WAKTU itu saya kuliah di fakultas ekonomi, akademi bahasa asing dan fakultas hukum. Pagi di fakultas ekonomi, siang di akademi bahasa asing dan malam di fakultas hukum. Karena sulit mengatur waktu, kadang-kadang saya tidak masuk kuliah.
Untuk menyiasati supaya saya tidak ketinggalan kuliah, maka tiap perguruan tinggi saya memiliki sahabat mahasiswi yang membantu saya. Artinya, mereka bersedia meminjamkan buku catatannya selama saya tidak untuk kuliah untuk saya fotokopi. Istilah kerennya, mereka menjadi sekretaris saya. Mereka memang saya pilih yang tulisannya bagus dan tentu saja cantik.
“Tolong dong, pinjam catatan yang kemarin saya tidak masuk” Saya meminjam buku catatan ke Vera, teman kuliah di fakultas ekonomi. Dengan senang hati, buku itu dipinjamkan ke saya. Walaupun tidak minta ditraktir, maka sebagai ucapan terima kasih saya traktir Vera makan siang di kantin kampus.

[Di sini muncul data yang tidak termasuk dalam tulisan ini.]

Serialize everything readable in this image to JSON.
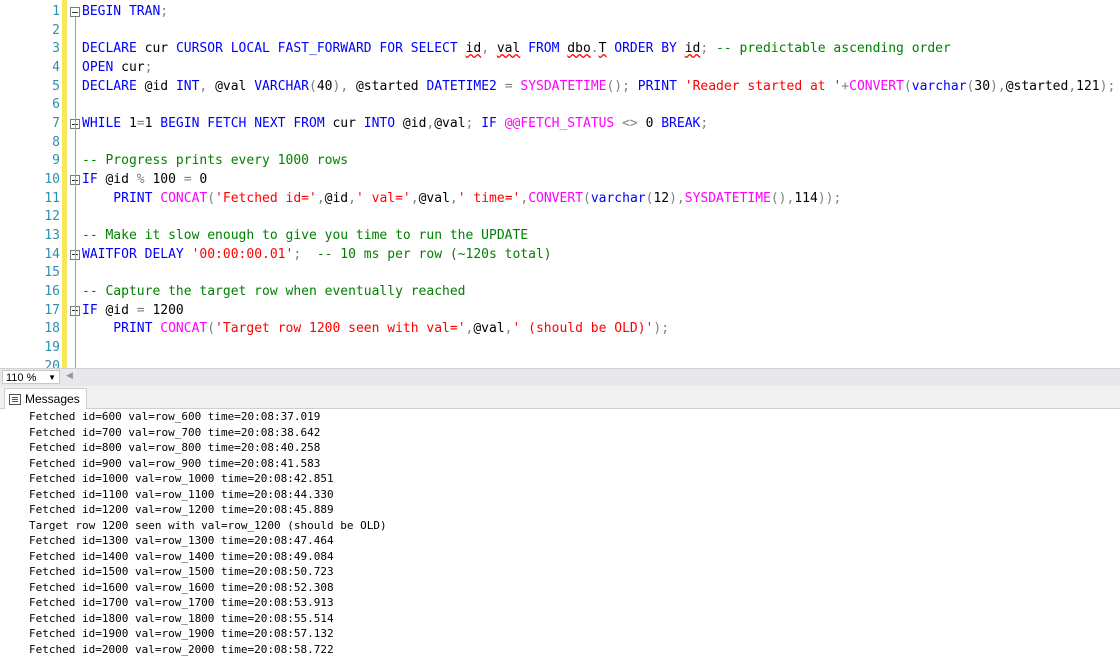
{
  "editor": {
    "lines": [
      {
        "num": "1",
        "tokens": [
          {
            "t": "BEGIN TRAN",
            "c": "kw"
          },
          {
            "t": ";",
            "c": "gr"
          }
        ]
      },
      {
        "num": "2",
        "tokens": []
      },
      {
        "num": "3",
        "tokens": [
          {
            "t": "DECLARE ",
            "c": "kw"
          },
          {
            "t": "cur ",
            "c": "tx"
          },
          {
            "t": "CURSOR LOCAL FAST_FORWARD FOR SELECT ",
            "c": "kw"
          },
          {
            "t": "id",
            "c": "sq"
          },
          {
            "t": ", ",
            "c": "gr"
          },
          {
            "t": "val",
            "c": "sq"
          },
          {
            "t": " ",
            "c": "tx"
          },
          {
            "t": "FROM ",
            "c": "kw"
          },
          {
            "t": "dbo",
            "c": "sq"
          },
          {
            "t": ".",
            "c": "gr"
          },
          {
            "t": "T",
            "c": "sq"
          },
          {
            "t": " ",
            "c": "tx"
          },
          {
            "t": "ORDER BY ",
            "c": "kw"
          },
          {
            "t": "id",
            "c": "sq"
          },
          {
            "t": "; ",
            "c": "gr"
          },
          {
            "t": "-- predictable ascending order",
            "c": "cm"
          }
        ]
      },
      {
        "num": "4",
        "tokens": [
          {
            "t": "OPEN ",
            "c": "kw"
          },
          {
            "t": "cur",
            "c": "tx"
          },
          {
            "t": ";",
            "c": "gr"
          }
        ]
      },
      {
        "num": "5",
        "tokens": [
          {
            "t": "DECLARE ",
            "c": "kw"
          },
          {
            "t": "@id ",
            "c": "tx"
          },
          {
            "t": "INT",
            "c": "kw"
          },
          {
            "t": ", ",
            "c": "gr"
          },
          {
            "t": "@val ",
            "c": "tx"
          },
          {
            "t": "VARCHAR",
            "c": "kw"
          },
          {
            "t": "(",
            "c": "gr"
          },
          {
            "t": "40",
            "c": "tx"
          },
          {
            "t": "), ",
            "c": "gr"
          },
          {
            "t": "@started ",
            "c": "tx"
          },
          {
            "t": "DATETIME2 ",
            "c": "kw"
          },
          {
            "t": "= ",
            "c": "gr"
          },
          {
            "t": "SYSDATETIME",
            "c": "fn"
          },
          {
            "t": "(); ",
            "c": "gr"
          },
          {
            "t": "PRINT ",
            "c": "kw"
          },
          {
            "t": "'Reader started at '",
            "c": "str"
          },
          {
            "t": "+",
            "c": "gr"
          },
          {
            "t": "CONVERT",
            "c": "fn"
          },
          {
            "t": "(",
            "c": "gr"
          },
          {
            "t": "varchar",
            "c": "kw"
          },
          {
            "t": "(",
            "c": "gr"
          },
          {
            "t": "30",
            "c": "tx"
          },
          {
            "t": "),",
            "c": "gr"
          },
          {
            "t": "@started",
            "c": "tx"
          },
          {
            "t": ",",
            "c": "gr"
          },
          {
            "t": "121",
            "c": "tx"
          },
          {
            "t": ");",
            "c": "gr"
          }
        ]
      },
      {
        "num": "6",
        "tokens": []
      },
      {
        "num": "7",
        "tokens": [
          {
            "t": "WHILE ",
            "c": "kw"
          },
          {
            "t": "1",
            "c": "tx"
          },
          {
            "t": "=",
            "c": "gr"
          },
          {
            "t": "1 ",
            "c": "tx"
          },
          {
            "t": "BEGIN FETCH NEXT FROM ",
            "c": "kw"
          },
          {
            "t": "cur ",
            "c": "tx"
          },
          {
            "t": "INTO ",
            "c": "kw"
          },
          {
            "t": "@id",
            "c": "tx"
          },
          {
            "t": ",",
            "c": "gr"
          },
          {
            "t": "@val",
            "c": "tx"
          },
          {
            "t": "; ",
            "c": "gr"
          },
          {
            "t": "IF ",
            "c": "kw"
          },
          {
            "t": "@@FETCH_STATUS ",
            "c": "fn"
          },
          {
            "t": "<> ",
            "c": "gr"
          },
          {
            "t": "0 ",
            "c": "tx"
          },
          {
            "t": "BREAK",
            "c": "kw"
          },
          {
            "t": ";",
            "c": "gr"
          }
        ]
      },
      {
        "num": "8",
        "tokens": []
      },
      {
        "num": "9",
        "tokens": [
          {
            "t": "-- Progress prints every 1000 rows",
            "c": "cm"
          }
        ]
      },
      {
        "num": "10",
        "tokens": [
          {
            "t": "IF ",
            "c": "kw"
          },
          {
            "t": "@id ",
            "c": "tx"
          },
          {
            "t": "% ",
            "c": "gr"
          },
          {
            "t": "100 ",
            "c": "tx"
          },
          {
            "t": "= ",
            "c": "gr"
          },
          {
            "t": "0",
            "c": "tx"
          }
        ]
      },
      {
        "num": "11",
        "tokens": [
          {
            "t": "    PRINT ",
            "c": "kw"
          },
          {
            "t": "CONCAT",
            "c": "fn"
          },
          {
            "t": "(",
            "c": "gr"
          },
          {
            "t": "'Fetched id='",
            "c": "str"
          },
          {
            "t": ",",
            "c": "gr"
          },
          {
            "t": "@id",
            "c": "tx"
          },
          {
            "t": ",",
            "c": "gr"
          },
          {
            "t": "' val='",
            "c": "str"
          },
          {
            "t": ",",
            "c": "gr"
          },
          {
            "t": "@val",
            "c": "tx"
          },
          {
            "t": ",",
            "c": "gr"
          },
          {
            "t": "' time='",
            "c": "str"
          },
          {
            "t": ",",
            "c": "gr"
          },
          {
            "t": "CONVERT",
            "c": "fn"
          },
          {
            "t": "(",
            "c": "gr"
          },
          {
            "t": "varchar",
            "c": "kw"
          },
          {
            "t": "(",
            "c": "gr"
          },
          {
            "t": "12",
            "c": "tx"
          },
          {
            "t": "),",
            "c": "gr"
          },
          {
            "t": "SYSDATETIME",
            "c": "fn"
          },
          {
            "t": "(),",
            "c": "gr"
          },
          {
            "t": "114",
            "c": "tx"
          },
          {
            "t": "));",
            "c": "gr"
          }
        ]
      },
      {
        "num": "12",
        "tokens": []
      },
      {
        "num": "13",
        "tokens": [
          {
            "t": "-- Make it slow enough to give you time to run the UPDATE",
            "c": "cm"
          }
        ]
      },
      {
        "num": "14",
        "tokens": [
          {
            "t": "WAITFOR DELAY ",
            "c": "kw"
          },
          {
            "t": "'00:00:00.01'",
            "c": "str"
          },
          {
            "t": ";  ",
            "c": "gr"
          },
          {
            "t": "-- 10 ms per row (~120s total)",
            "c": "cm"
          }
        ]
      },
      {
        "num": "15",
        "tokens": []
      },
      {
        "num": "16",
        "tokens": [
          {
            "t": "-- Capture the target row when eventually reached",
            "c": "cm"
          }
        ]
      },
      {
        "num": "17",
        "tokens": [
          {
            "t": "IF ",
            "c": "kw"
          },
          {
            "t": "@id ",
            "c": "tx"
          },
          {
            "t": "= ",
            "c": "gr"
          },
          {
            "t": "1200",
            "c": "tx"
          }
        ]
      },
      {
        "num": "18",
        "tokens": [
          {
            "t": "    PRINT ",
            "c": "kw"
          },
          {
            "t": "CONCAT",
            "c": "fn"
          },
          {
            "t": "(",
            "c": "gr"
          },
          {
            "t": "'Target row 1200 seen with val='",
            "c": "str"
          },
          {
            "t": ",",
            "c": "gr"
          },
          {
            "t": "@val",
            "c": "tx"
          },
          {
            "t": ",",
            "c": "gr"
          },
          {
            "t": "' (should be OLD)'",
            "c": "str"
          },
          {
            "t": ");",
            "c": "gr"
          }
        ]
      },
      {
        "num": "19",
        "tokens": []
      },
      {
        "num": "20",
        "tokens": []
      }
    ]
  },
  "zoom": {
    "value": "110 %"
  },
  "results": {
    "tab_label": "Messages"
  },
  "messages": [
    "Fetched id=600 val=row_600 time=20:08:37.019",
    "Fetched id=700 val=row_700 time=20:08:38.642",
    "Fetched id=800 val=row_800 time=20:08:40.258",
    "Fetched id=900 val=row_900 time=20:08:41.583",
    "Fetched id=1000 val=row_1000 time=20:08:42.851",
    "Fetched id=1100 val=row_1100 time=20:08:44.330",
    "Fetched id=1200 val=row_1200 time=20:08:45.889",
    "Target row 1200 seen with val=row_1200 (should be OLD)",
    "Fetched id=1300 val=row_1300 time=20:08:47.464",
    "Fetched id=1400 val=row_1400 time=20:08:49.084",
    "Fetched id=1500 val=row_1500 time=20:08:50.723",
    "Fetched id=1600 val=row_1600 time=20:08:52.308",
    "Fetched id=1700 val=row_1700 time=20:08:53.913",
    "Fetched id=1800 val=row_1800 time=20:08:55.514",
    "Fetched id=1900 val=row_1900 time=20:08:57.132",
    "Fetched id=2000 val=row_2000 time=20:08:58.722"
  ]
}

Hal yang sama juga lakukan untuk Lunaya, mahasiswi akademi bahasa asing. Demikian pula di fakultas hukum saya dibantu Febri. Memang sih, konsekuensinya saya harus keluar biaya banyak. Lantas, untuk apa kuliah banyak? Semula hanya iseng ikut tes, ternyata diterima. Padahal yang ikut ribuan orang. Akhirnya, saya kuliah lagi. Begitu seterusnya.
“Jangan lupa, besok belajar bersama di rumah saya” Febri mengingatkan. Tiap Minggu memang ada kegiatan belajar bersama di rumahnya. Jumlah anggotanya cukup banyak, sekitar 17 mahasiswa.
“O ya, saya pasti datang” Janji saya. Karena kebetulan rumah Febri dekat rumah saya, bahkan satu perumahan di Sunter Hijau Permai, jakarta Utara, maka sayapun pulang bersama dengan menggunakan sepedea motor. Apalagi, pulang kuliah pasti malam hari. Kuliahnya memang sore hingga malam.
Begitulah persahabatan saya dengan Vera di fakultas ekonomi, Lunaya di akademi bahasa asing dan Febri di fakultas hukum. Adalah hal biasa kalau saya mengajak Vera makan siang bersama di Kentucky, mengajak makan Lunaya ke perpustakaan untuk mencari buku atau mengajak Febri mengikuti kegiatan-kegiatan ekstrakurikuler di kampus.